What Is Brand Equity? Definition, Meaning & Examples
July 7, 2021 Max 4min read

What is Brand Equity?
Brand Equity Definition
Brand equity refers to the power of a brand name in the minds of consumers and the benefit of having a well-known and remembered brand. Organizations build brand equity by providing extraordinary experiences and encouraging customers to choose them over competitors that sell identical goods.
Brand equity denotes the value the brand name has in the market. Brand equity is the added value of a product apart from its performance and service value.
Depending on the customer’s perception of the brand, it can be positive or negative.
Brand equity shall be measured and added to the product’s service value. The intention is to realize the product’s actual value and gain appropriate profits.

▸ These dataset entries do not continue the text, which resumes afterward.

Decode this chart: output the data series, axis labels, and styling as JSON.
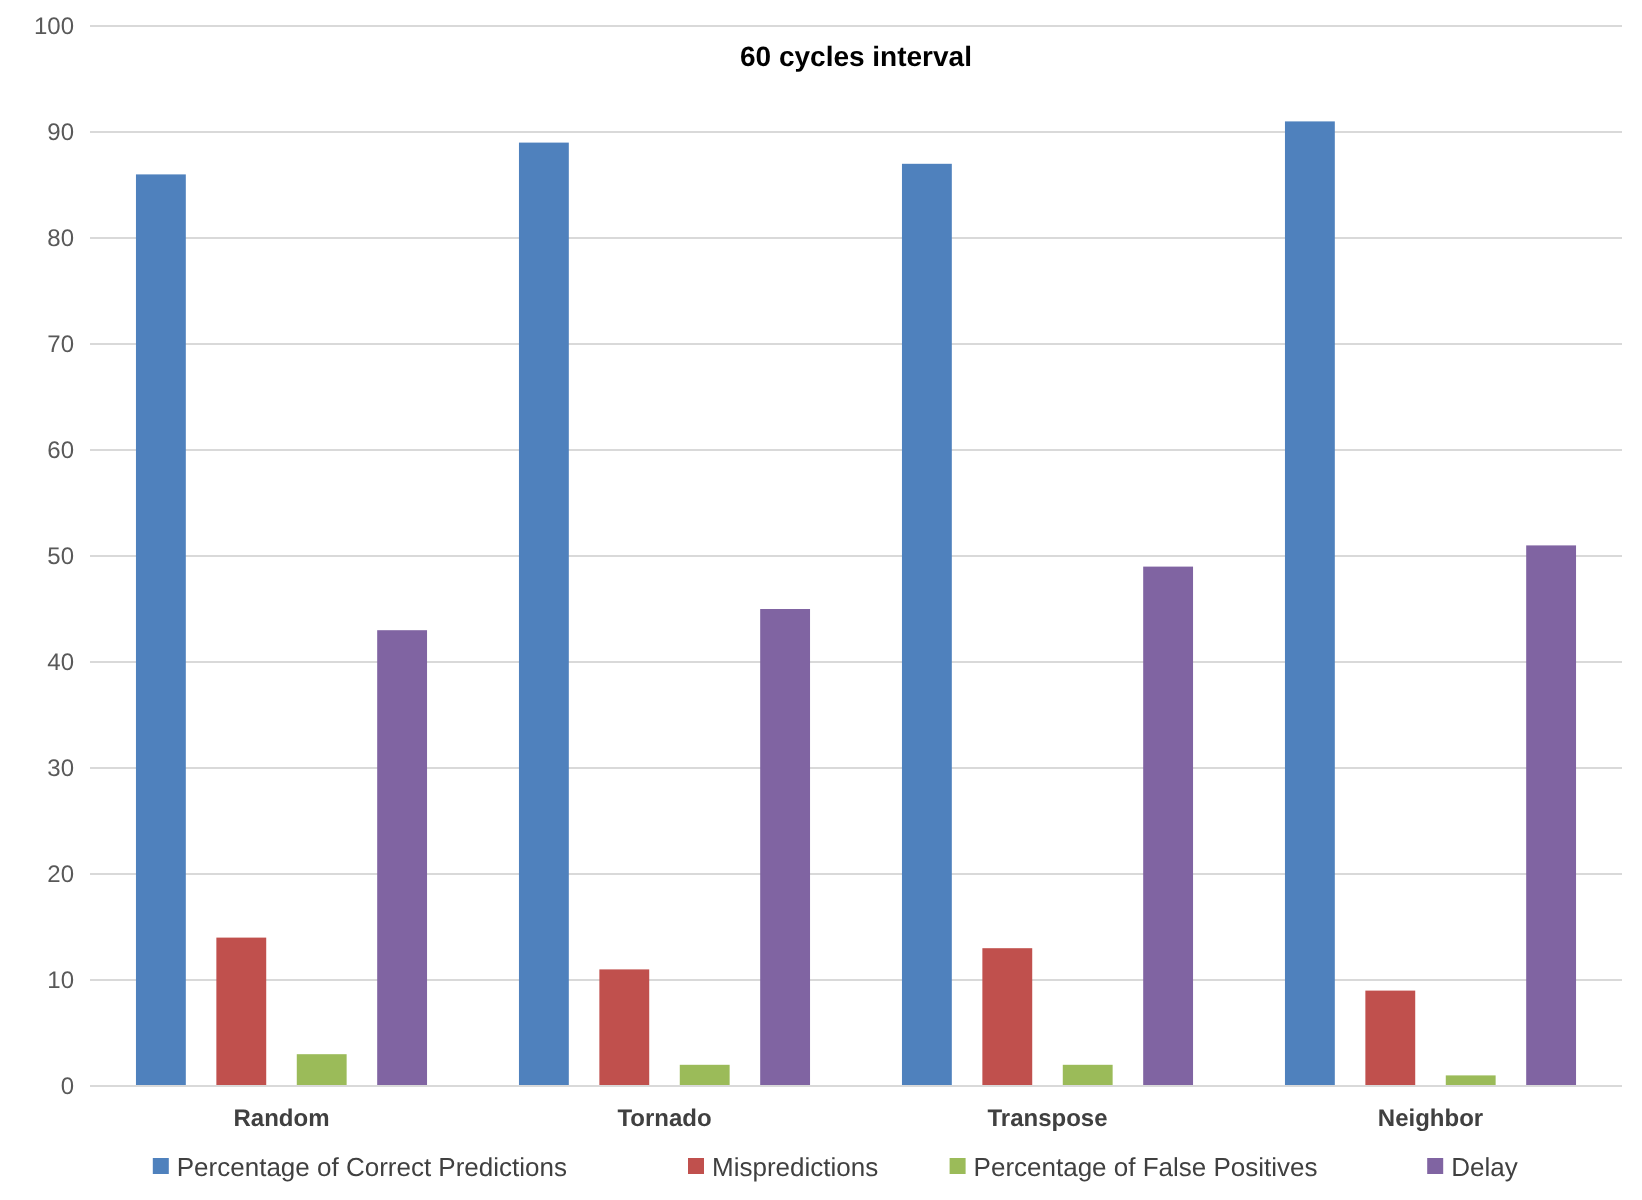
{
  "chart_data": {
    "type": "bar",
    "title": "60 cycles interval",
    "categories": [
      "Random",
      "Tornado",
      "Transpose",
      "Neighbor"
    ],
    "series": [
      {
        "name": "Percentage of Correct Predictions",
        "color": "#4f81bd",
        "values": [
          86,
          89,
          87,
          91
        ]
      },
      {
        "name": "Mispredictions",
        "color": "#c0504d",
        "values": [
          14,
          11,
          13,
          9
        ]
      },
      {
        "name": "Percentage of False Positives",
        "color": "#9bbb59",
        "values": [
          3,
          2,
          2,
          1
        ]
      },
      {
        "name": "Delay",
        "color": "#8064a2",
        "values": [
          43,
          45,
          49,
          51
        ]
      }
    ],
    "ylim": [
      0,
      100
    ],
    "yticks": [
      0,
      10,
      20,
      30,
      40,
      50,
      60,
      70,
      80,
      90,
      100
    ],
    "grid": "y",
    "legend": "bottom"
  }
}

Brand equity is directly related to the reputation of the brand. Brand equity is positive if it has garnered a good reputation through its services or marketing strategies.
If the brand has made a bad name among the customers, it has negative brand equity.
How to Build Brand Equity?
Positive brand equity reflects trust among the customers. Hence to build brand equity, you need to make customers trust the brand. Brand equity can get outlined in three parts: market perception, negative or positive impact of brand equity, and final value.
Two significant variables contribute to brand equity: awareness, recognition, and user experience.
You need to address questions like: how do the customers identify the brand? How do they perceive it? Your marketing techniques should connect with the customers and convey the brand’s qualities.
Then comes the user experience. If a product disappoints the user, the whole brand value goes down, affecting other products of the same brand.
A satisfactory customer experience adds up positively to the brand image and equity. Address the customer’s wants.
Understand your motives associated with the brand. What purpose is it serving, and why is it being made and delivered?
Avoid making rapid changes in the brand ideology, advertisement, designs and logos, and taglines.
Keller’s brand equity model is a successful model for creating a long-lasting brand. This model is a step-by-step process of building brand identity, brand meaning, brand response, and brand resonance.
How to measure brand equity?
Brand equity can get assessed by brand tracking. It tracks the impact and ROI of marketing strategies.
From a financial perspective, you can evaluate equity in the form of market share and revenue potential.
Brand equity can also get figured out by deducting performance value from total brand value.
Brand auditing aims at analyzing brand value and equity.
Also, with the help of Keller’s brand equity model, the brand’s standing on its four significant aspects helps understand brand equity.
Brand equity vs. reputation
Confusing the terms “brand” and “reputation” might have severe consequences for your company’s long-term health.
Brand and reputation are intrinsically related rather than being synonyms. Your brand can help you improve your reputation. On the other hand, a bad reputation can destroy a brand that a company has worked hard to create over decades, if not centuries.
A company’s brand is how it represents itself to customers, employees, and the general public. A well-developed brand is a public reflection of a business’s fundamental beliefs.
Senior executives have more authority over a company’s brand. It stems from the things it sells, the stores it sells, and the well-executed advertisements, social media posts, and print advertising. It uses these elements to raise awareness of what it is and represents.
Press coverage, word-of-mouth, and online talk help create reputations outside the boardroom. It’s about how the general public views your firm and whether—and to what extent—the general public believes you’ve delivered your brand promise. It can influence a company’s reputation, but it can’t be created (or re-created) like a brand.
Theoretically, branding is essential; in practice, reputation is. The promise is the brand, and the delivery on that promise is the reputation.
Brand Equity Examples That Will Make You Rethink Your Strategy
Apple:
The best illustration of brand equity is Apple. Even though this brand’s products have comparable qualities, its loyalty, demand, and price premium are higher than those of similar brands.
Facebook:
Many other social networking sites have gone, but Facebook has remained steadfast. Facebook has built such a strong brand that most users don’t bother with other social networking networks.
Maggi:
Despite a protracted prohibition on Maggi’s main noodle product in India, the product was in high demand. That is even after its reintroduction to the market. Maggi is the best positive illustration of how high brand equity can assist a company in dealing with various market conditions.
FAQs
Brands with prominent names like Sony, Apple, Adobe, Starbucks, BMW, etc. The data through customer surveys show that brands like these are trusted over others.
This trust over the brand name adds to the value a customer is ready to pay, thus adding to the brand value.
Brand equity is the reflection of the value a brand’s name holds over the market. It shows the consumer’s perception of the brand.
Hence it can increase or decrease the company’s profit margins based on the value of the brand image.
It can be improved by effective marketing, advertisement, and most importantly, customer experience and success. Better service to the user will give a better name to the brand thus the user shall be prioritized.